Le cose cambiano, però, se c’è un cane in casa.
L’animale domestico, infatti, non soggiace a schemi di questo tipo.
Come ho spiegato nel video dedicato ai danni dello “scappellotto educativo”, la natura ha programmato gli animali per prendersi cura dei cuccioli, che non sono in grado di badare a sé stessi e sopravvivere. Non li ha certo predisposti a fare del male ai propri piccoli.
Gli stessi studi del dottor Andrea Vitale hanno dimostrato come il maltrattamento della prole sia un comportamento esclusivamente umano. Gli esseri umani – a differenza degli altri animali – hanno la capacità di deviare rispetto alle leggi dettate dall’istinto, che guida tutti gli altri esseri viventi sul nostro pianeta.
In un certo senso, il cane domestico è più vicino alla saggezza della natura. Agisce d’istinto e seguendo il suo impulso, dà attenzioni ed affetto al bambino, gioca con lui, lo segue, instaurando un legame profondo e agendo in contrasto con la logica patologica dell’adultocentrismo.
Facciamo un altro esempio per spiegare meglio il valore terapeutico della presenza di un cane in famiglia.
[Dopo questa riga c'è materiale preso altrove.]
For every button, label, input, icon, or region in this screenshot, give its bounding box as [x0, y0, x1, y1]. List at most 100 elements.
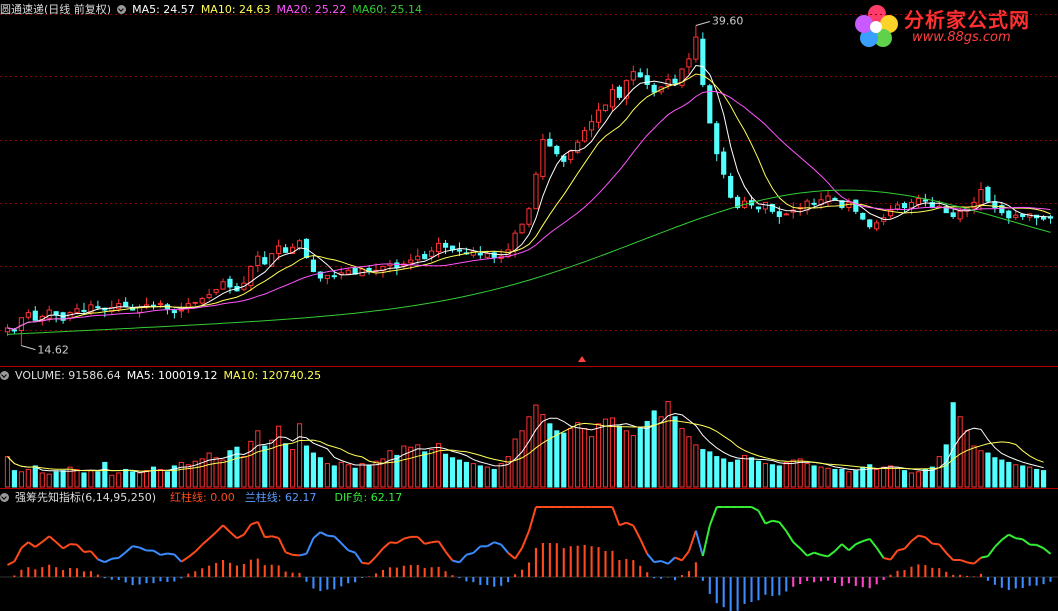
indicator-line — [708, 506, 718, 526]
volume-bar — [255, 430, 261, 488]
volume-bar — [220, 459, 226, 488]
indicator-blue-bar — [305, 577, 308, 582]
indicator-blue-bar — [833, 577, 837, 583]
candle — [171, 310, 177, 314]
indicator-blue-bar — [653, 577, 656, 579]
indicator-blue-bar — [792, 577, 795, 587]
indicator-red-bar — [931, 567, 934, 577]
candle — [1040, 216, 1047, 220]
indicator-blue-bar — [986, 577, 989, 581]
indicator-line — [152, 549, 161, 556]
candle — [477, 253, 483, 256]
candle — [651, 84, 657, 93]
volume-bar — [832, 468, 838, 488]
volume-bar — [985, 452, 991, 488]
indicator-line — [452, 559, 460, 564]
candle — [178, 309, 184, 312]
candle — [637, 72, 643, 78]
indicator-red-bar — [694, 562, 697, 577]
indicator-line — [277, 537, 287, 553]
volume-bar — [352, 467, 358, 488]
indicator-blue-bar — [458, 577, 461, 579]
indicator-line — [1001, 533, 1010, 541]
indicator-blue-bar — [110, 577, 113, 580]
indicator-red-bar — [402, 565, 405, 577]
indicator-line — [327, 534, 335, 538]
indicator-line — [354, 552, 363, 564]
indicator-line — [417, 536, 426, 545]
candle — [811, 202, 817, 205]
indicator-line — [97, 558, 106, 564]
candle — [533, 173, 539, 210]
indicator-line — [34, 541, 43, 548]
volume-bar — [143, 470, 150, 488]
stock-chart[interactable]: 39.60 14.62 — [0, 0, 1058, 611]
indicator-blue-bar — [145, 577, 148, 584]
volume-bar — [331, 465, 337, 488]
volume-bar — [992, 457, 998, 488]
indicator-line — [632, 525, 642, 540]
low-label: 14.62 — [37, 344, 69, 357]
indicator-red-bar — [896, 570, 899, 577]
volume-bar — [303, 445, 310, 488]
volume-bar — [53, 471, 59, 488]
cursor-marker-icon — [578, 356, 586, 362]
indicator-line — [701, 525, 711, 557]
volume-bar — [1027, 466, 1033, 488]
volume-bar — [999, 459, 1005, 488]
indicator-line — [229, 531, 238, 540]
indicator-red-bar — [555, 543, 558, 577]
candle — [442, 242, 449, 248]
indicator-line — [431, 540, 439, 544]
indicator-line — [139, 546, 147, 552]
indicator-line — [883, 557, 891, 561]
candle — [776, 211, 782, 217]
indicator-line — [959, 559, 968, 564]
indicator-line — [528, 506, 537, 532]
volume-bar — [484, 466, 490, 488]
volume-bar — [88, 470, 94, 488]
candle — [721, 151, 727, 175]
indicator-red-bar — [215, 562, 218, 577]
volume-bar — [102, 461, 108, 488]
indicator-line — [667, 556, 676, 565]
indicator-red-bar — [569, 546, 572, 577]
indicator-red-bar — [381, 569, 385, 577]
indicator-line — [458, 554, 468, 564]
indicator-line — [167, 552, 175, 556]
candle — [894, 204, 901, 210]
indicator-red-bar — [646, 572, 649, 577]
volume-bar — [568, 427, 574, 488]
volume-bar — [595, 423, 602, 488]
indicator-line — [1008, 533, 1017, 540]
indicator-line — [375, 547, 384, 558]
indicator-blue-bar — [673, 577, 677, 581]
indicator-blue-bar — [138, 577, 141, 585]
indicator-blue-bar — [347, 577, 350, 584]
indicator-blue-bar — [117, 577, 120, 581]
indicator-red-bar — [201, 568, 204, 577]
indicator-blue-bar — [361, 577, 364, 578]
indicator-line — [104, 557, 113, 564]
volume-bar — [164, 471, 170, 488]
indicator-line — [611, 506, 621, 526]
indicator-line — [841, 543, 850, 552]
volume-bar — [665, 401, 671, 488]
candle — [1020, 214, 1026, 217]
volume-bar — [387, 450, 393, 488]
indicator-line — [910, 534, 920, 542]
indicator-line — [646, 553, 655, 563]
indicator-line — [90, 550, 99, 560]
candle — [46, 309, 52, 319]
indicator-line — [868, 538, 878, 549]
candle — [262, 257, 268, 265]
indicator-red-bar — [979, 573, 983, 577]
volume-bar — [547, 423, 553, 488]
volume-bar — [317, 457, 323, 488]
indicator-line — [83, 550, 92, 553]
candle — [283, 247, 289, 253]
volume-bar — [81, 472, 87, 488]
indicator-red-bar — [291, 572, 294, 577]
volume-bar — [825, 467, 831, 488]
candle — [484, 253, 490, 258]
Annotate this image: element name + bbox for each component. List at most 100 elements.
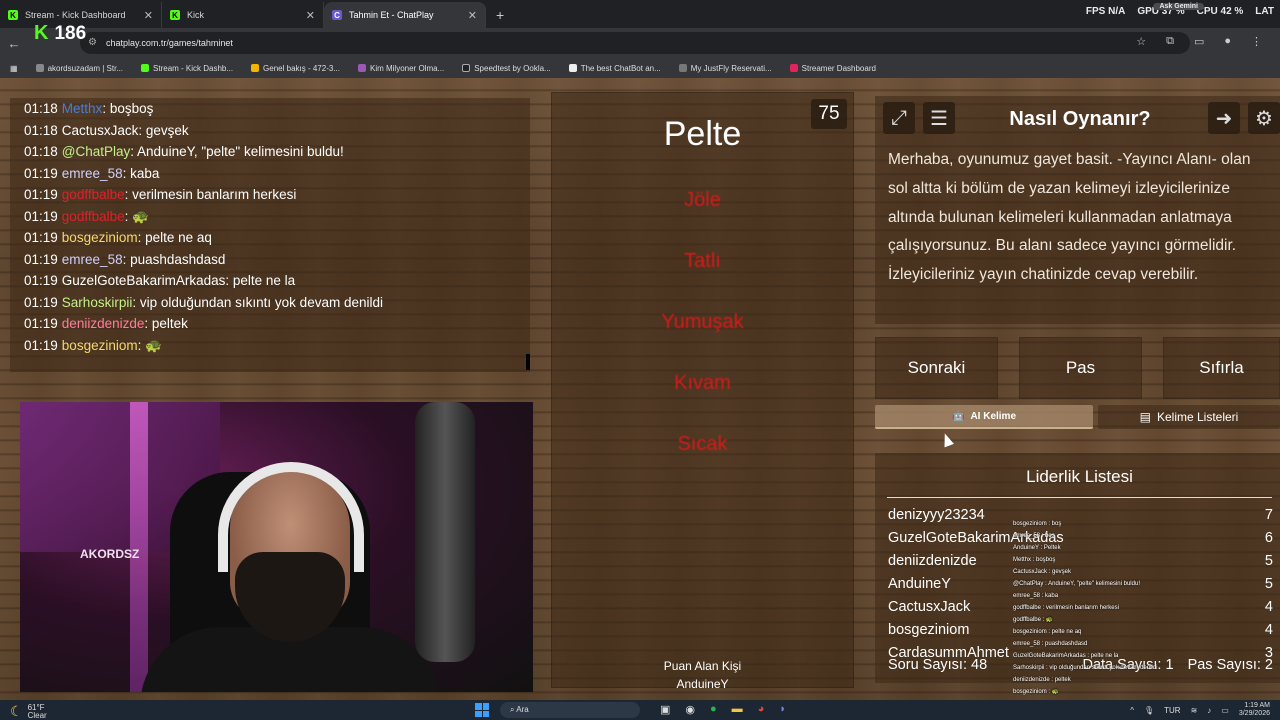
battery-icon[interactable]: ▭ [1221, 706, 1229, 715]
bookmark-label: Stream - Kick Dashb... [153, 63, 234, 73]
lang-indicator[interactable]: TUR [1164, 706, 1180, 715]
cast-icon[interactable]: ▭ [1194, 35, 1204, 48]
overlay-chat-line: Sarhoskirpii : vip olduğundan sıkıntı yo… [1013, 665, 1158, 671]
weather-widget[interactable]: ☾ 61°F Clear [10, 703, 47, 720]
tab-word-lists[interactable]: ▤ Kelime Listeleri [1098, 405, 1280, 429]
spotify-icon[interactable]: ● [710, 703, 717, 716]
chat-username[interactable]: bosgeziniom [62, 338, 138, 353]
reset-button[interactable]: Sıfırla [1163, 337, 1280, 399]
close-icon[interactable]: ✕ [468, 9, 477, 22]
tab-ai-word[interactable]: 🤖 AI Kelime [875, 405, 1093, 429]
microphone-icon [415, 402, 475, 662]
overlay-chat-line: Metthx : boşboş [1013, 557, 1056, 563]
taskbar-search[interactable]: ⌕ Ara [500, 702, 640, 718]
chat-message: 01:19 emree_58: puashdashdasd [24, 249, 516, 271]
chrome-icon[interactable]: ◕ [758, 703, 765, 716]
folder-icon[interactable]: ▬ [732, 703, 743, 716]
discord-icon[interactable]: ◗ [779, 703, 786, 716]
chatplay-icon: C [332, 10, 342, 20]
chat-username[interactable]: deniizdenizde [62, 316, 145, 331]
apps-grid-icon[interactable]: ▦ [10, 64, 18, 73]
close-icon[interactable]: ✕ [144, 9, 153, 22]
bookmark-item[interactable]: Speedtest by Ookla... [462, 64, 551, 73]
chat-username[interactable]: GuzelGoteBakarimArkadas [62, 273, 226, 288]
chat-time: 01:19 [24, 251, 58, 267]
tab-kick[interactable]: K Kick ✕ [162, 2, 324, 28]
chat-username[interactable]: emree_58 [62, 166, 123, 181]
chat-time: 01:18 [24, 144, 58, 159]
bookmark-item[interactable]: Genel bakış - 472-3... [251, 64, 340, 73]
overlay-chat-line: bosgeziniom : pelte ne aq [1013, 629, 1082, 635]
windows-start-icon[interactable] [475, 703, 489, 717]
chat-username[interactable]: CactusxJack [62, 123, 139, 138]
mic-icon[interactable]: 🎙 [1144, 706, 1154, 715]
bookmark-item[interactable]: Kim Milyoner Olma... [357, 64, 444, 73]
chat-message: 01:19 deniizdenizde: peltek [24, 313, 516, 335]
site-info-icon[interactable]: ⚙ [88, 37, 97, 48]
task-view-icon[interactable]: ▣ [660, 703, 670, 716]
taboo-word: Yumuşak [661, 311, 744, 333]
chat-message: 01:19 godffbalbe: 🐢 [24, 206, 516, 228]
webcam-feed: AKORDSZ [20, 402, 533, 692]
url-field[interactable]: ⚙ chatplay.com.tr/games/tahminet [80, 32, 1190, 54]
chat-text: : pelte ne aq [137, 230, 212, 245]
chat-message: 01:19 bosgeziniom: pelte ne aq [24, 227, 516, 249]
bookmark-favicon-icon [678, 64, 687, 72]
kick-icon [141, 64, 150, 72]
kick-logo-icon: K [34, 22, 49, 44]
next-button[interactable]: Sonraki [875, 337, 998, 399]
chat-username[interactable]: Sarhoskirpii [62, 295, 133, 310]
tab-chatplay[interactable]: C Tahmin Et - ChatPlay ✕ [324, 2, 486, 28]
bookmark-item[interactable]: Streamer Dashboard [789, 64, 876, 73]
address-bar-row: ← ⚙ chatplay.com.tr/games/tahminet ☆ ⧉ ▭… [0, 28, 1280, 58]
menu-icon[interactable]: ⋮ [1251, 35, 1262, 48]
close-icon[interactable]: ✕ [306, 9, 315, 22]
overlay-chat-line: AnduineY : Peltek [1013, 545, 1061, 551]
extensions-icon[interactable]: ⧉ [1166, 35, 1174, 48]
chat-username[interactable]: @ChatPlay [62, 144, 130, 159]
chat-username[interactable]: godffbalbe [62, 209, 125, 224]
chat-username[interactable]: bosgeziniom [62, 230, 138, 245]
pass-button[interactable]: Pas [1019, 337, 1142, 399]
bookmark-item[interactable]: My JustFly Reservati... [678, 64, 772, 73]
wifi-icon[interactable]: ≋ [1191, 706, 1198, 715]
leaderboard-score: 7 [1264, 507, 1273, 523]
logout-icon[interactable]: ➜ [1208, 102, 1240, 134]
bookmark-favicon-icon [568, 64, 577, 72]
chat-panel: 01:18 Metthx: boşboş 01:18 CactusxJack: gev… [10, 98, 530, 372]
back-icon[interactable]: ← [0, 36, 28, 51]
chat-message: 01:18 Metthx: boşboş [24, 98, 516, 120]
viewer-count: 186 [54, 22, 87, 44]
overlay-chat-line: godffbalbe : 🐢 [1013, 617, 1054, 623]
chat-message: 01:19 godffbalbe: verilmesin banlarım her… [24, 184, 516, 206]
chat-message: 01:19 GuzelGoteBakarimArkadas: pelte ne l… [24, 270, 516, 292]
leaderboard-score: 4 [1264, 599, 1273, 615]
bookmark-item[interactable]: Stream - Kick Dashb... [141, 64, 233, 73]
profile-icon[interactable]: ● [1224, 35, 1231, 48]
kick-icon: K [8, 10, 18, 20]
overlay-chat-line: bosgeziniom : 🐢 [1013, 689, 1060, 695]
kick-icon: K [170, 10, 180, 20]
chat-text: : peltek [144, 316, 188, 331]
ask-gemini-pill[interactable]: Ask Gemini [1153, 3, 1204, 10]
chat-username[interactable]: godffbalbe [62, 187, 125, 202]
bookmark-label: The best ChatBot an... [580, 63, 661, 73]
chat-scrollbar[interactable] [526, 354, 530, 370]
chat-time: 01:19 [24, 230, 58, 245]
chat-time: 01:19 [24, 294, 58, 310]
tab-title: Kick [187, 10, 205, 20]
bookmark-item[interactable]: akordsuzadam | Str... [35, 64, 123, 73]
chevron-up-icon[interactable]: ^ [1130, 706, 1134, 715]
clock[interactable]: 1:19 AM 3/29/2026 [1239, 702, 1270, 718]
bookmark-item[interactable]: The best ChatBot an... [568, 63, 661, 73]
volume-icon[interactable]: ♪ [1207, 706, 1211, 715]
new-tab-button[interactable]: + [486, 7, 514, 28]
chat-text: : AnduineY, "pelte" kelimesini buldu! [130, 144, 344, 159]
obs-icon[interactable]: ◉ [685, 703, 695, 716]
chat-username[interactable]: emree_58 [62, 252, 123, 267]
chat-username[interactable]: Metthx [62, 101, 103, 116]
chat-time: 01:19 [24, 273, 58, 288]
gear-icon[interactable]: ⚙ [1248, 102, 1280, 134]
bookmark-star-icon[interactable]: ☆ [1136, 35, 1146, 48]
chat-text: : puashdashdasd [122, 251, 226, 267]
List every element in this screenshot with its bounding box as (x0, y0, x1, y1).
Prendiamo il caso di una famiglia in cui sia presente il pesante mandato dell’amore condizionato, in cui vige la logica secondo la quale l’affetto verso il partner o verso il figlio dipende dal suo adeguamento a un modello. L’altro è considerato degno di amore soltanto se rispetta i nostri desideri e soddisfa le nostre aspettative.
Ha il dovere di corrispondere esattamente al nostro ideale.
Il cane è in grado di rompere questo schema poiché il suo è un amore del tutto incondizionato, che prescinde da cosa siamo, da cosa abbiamo o da cosa siamo in grado di dargli. Lui ama in modo puro, senza filtri o condizioni.
Ama e non chiede nulla in cambio.
Sulla base di questi due esempi, credo sia chiaro come il cane possa sfuggire a determinati schemi e dinamiche patologiche e aiutare la famiglia in cui sono presenti certi valori e leggi non scritte a sottrarsene.